The Harford Velo Cycling Club has about 100 members, and groups ride from Harford to Cecil about once a month, Buchanan said. They typically ride across the Conowingo Dam, which is about 13 miles north of the Havre de Grace approach to the Hatem Bridge. Route 1 crosses the dam with a single lane in each direction, and no toll.

Buchanan said he knows people in Havre de Grace who would be willing to cross the bridge on their bikes, especially if that is their only mode of transportation, if they had business in Perryville.

"They would love to go across that bridge," he said.

Jerre Taylor, president of the Chesapeake Spokes club, said she feels "a little anxious" about crossing the bridge.

"There's no real bike lane, and hopefully people will pay attention to that flashing light," the Baldwin resident said.

She said it is unlikely she will cross the bridge on her own, but she might cross with a pack of fellow riders.

Taylor also took issue with the toll.


"I don't mind paying a fee, but $8 is a little steep for riding a bike," she said.

Taylor noted there have been discussions among Spokes Club members about crossing the Hatem Bridge on the first day Friday, and other cyclists have expressed excitement about the new route.

Erik Sundquist, of Forest Hill, is one of those riders.

"I think it's great," he said. "I wouldn't do it alone, probably, but I think as a group it's safer."

Maryland Transportation Authority, which operates the state's toll bridges and tunnels, says riders must stay in the center of the right-hand lane and motorists should move to the left-hand lane of the four-lane span while the warning light activate by the cylist is flashing. The light flashes for 10 to 15 minutes to give a rider enough time to cross the 1.3-mile span.

Trucks heavier than 5 tons are required to cross the bridge in the right lane, but they can pass cyclists via the left lane, according to MDTA.

The bridge is open to cyclists from 9 a.m. to 3 p.m. Monday to Friday and from dawn to dusk on the weekends and holidays. Riders must be 18 and older; they should ride single file and they cannot stop while on the bridge. The bridge will remain off-limits to pedestrians.

Hours will be limited this weekend because of the Independence Day holiday, according to MDTA spokesperson John Sales.

Cyclists can cross the bridge from 9 a.m. to noon Friday, from dawn to 10 and from 4 p.m. to dusk on Saturday, from dawn to noon and 6 p.m. to dusk Sunday and from dawn to dusk Monday, Sales said.

Sundquist is a member of both the Velo and Spokes clubs and rides about 9,000 miles a year. He is also a member of the Bike Shop of Bel Air's Racing Team and part of the nonprofit JAM squad, which provides bikes to children in low-income families.

Sundquist said he likes the policy of reserving a lane for riders, but he does not recommend crossing the bridge during rush hour.

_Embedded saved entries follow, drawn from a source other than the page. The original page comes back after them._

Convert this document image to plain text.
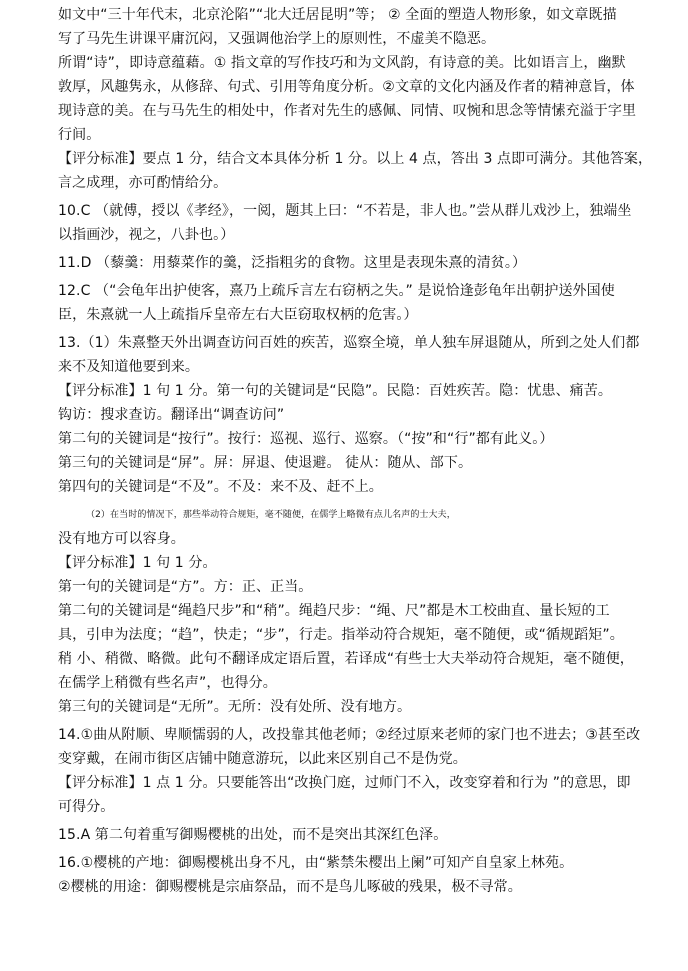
如文中“三十年代末，北京沦陷”“北大迁居昆明”等； ② 全面的塑造人物形象，如文章既描
写了马先生讲课平庸沉闷，又强调他治学上的原则性，不虚美不隐恶。
所谓“诗”，即诗意蕴藉。① 指文章的写作技巧和为文风韵，有诗意的美。比如语言上，幽默
敦厚，风趣隽永，从修辞、句式、引用等角度分析。②文章的文化内涵及作者的精神意旨，体
现诗意的美。在与马先生的相处中，作者对先生的感佩、同情、叹惋和思念等情愫充溢于字里
行间。
【评分标准】要点 1 分，结合文本具体分析 1 分。以上 4 点，答出 3 点即可满分。其他答案，
言之成理，亦可酌情给分。
10.C （就傅，授以《孝经》，一阅，题其上曰：“不若是，非人也。”尝从群儿戏沙上，独端坐
以指画沙，视之，八卦也。）
11.D （藜羹：用藜菜作的羹，泛指粗劣的食物。这里是表现朱熹的清贫。）
12.C （“会龟年出护使客，熹乃上疏斥言左右窃柄之失。” 是说恰逢彭龟年出朝护送外国使
臣，朱熹就一人上疏指斥皇帝左右大臣窃取权柄的危害。）
13.（1）朱熹整天外出调查访问百姓的疾苦，巡察全境，单人独车屏退随从，所到之处人们都
来不及知道他要到来。
【评分标准】1 句 1 分。第一句的关键词是“民隐”。民隐：百姓疾苦。隐：忧患、痛苦。
钩访：搜求查访。翻译出“调查访问”
第二句的关键词是“按行”。按行：巡视、巡行、巡察。（“按”和“行”都有此义。）
第三句的关键词是“屏”。屏：屏退、使退避。 徒从：随从、部下。
第四句的关键词是“不及”。不及：来不及、赶不上。
（2）在当时的情况下，那些举动符合规矩，毫不随便，在儒学上略微有点儿名声的士大夫，
没有地方可以容身。
【评分标准】1 句 1 分。
第一句的关键词是“方”。方：正、正当。
第二句的关键词是“绳趋尺步”和“稍”。绳趋尺步：“绳、尺”都是木工校曲直、量长短的工
具，引申为法度；“趋”，快走；“步”，行走。指举动符合规矩，毫不随便，或“循规蹈矩”。
稍 小、稍微、略微。此句不翻译成定语后置，若译成“有些士大夫举动符合规矩，毫不随便，
在儒学上稍微有些名声”，也得分。
第三句的关键词是“无所”。无所：没有处所、没有地方。
14.①曲从附顺、卑顺懦弱的人，改投靠其他老师；②经过原来老师的家门也不进去；③甚至改
变穿戴，在闹市街区店铺中随意游玩，以此来区别自己不是伪党。
【评分标准】1 点 1 分。只要能答出“改换门庭，过师门不入，改变穿着和行为 ”的意思，即
可得分。
15.A 第二句着重写御赐樱桃的出处，而不是突出其深红色泽。
16.①樱桃的产地：御赐樱桃出身不凡，由“紫禁朱樱出上阑”可知产自皇家上林苑。
②樱桃的用途：御赐樱桃是宗庙祭品，而不是鸟儿啄破的残果，极不寻常。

He also said it will only take a few minutes for a group of cyclists, riding at about 20 mph, to cross.

"We're not going to cause major traffic jams when it's three-and-a-half minutes across the bridge," he said.

Updates about traffic and weather conditions will be posted on the MDTA Twitter feed, and an MTDA Police detachment is near the Hatem Bridge.

"They certainly are keeping an eye out for safety," Sales, the MDTA spokesperson, said. "It is something new for everybody, bicyclists and motorists included."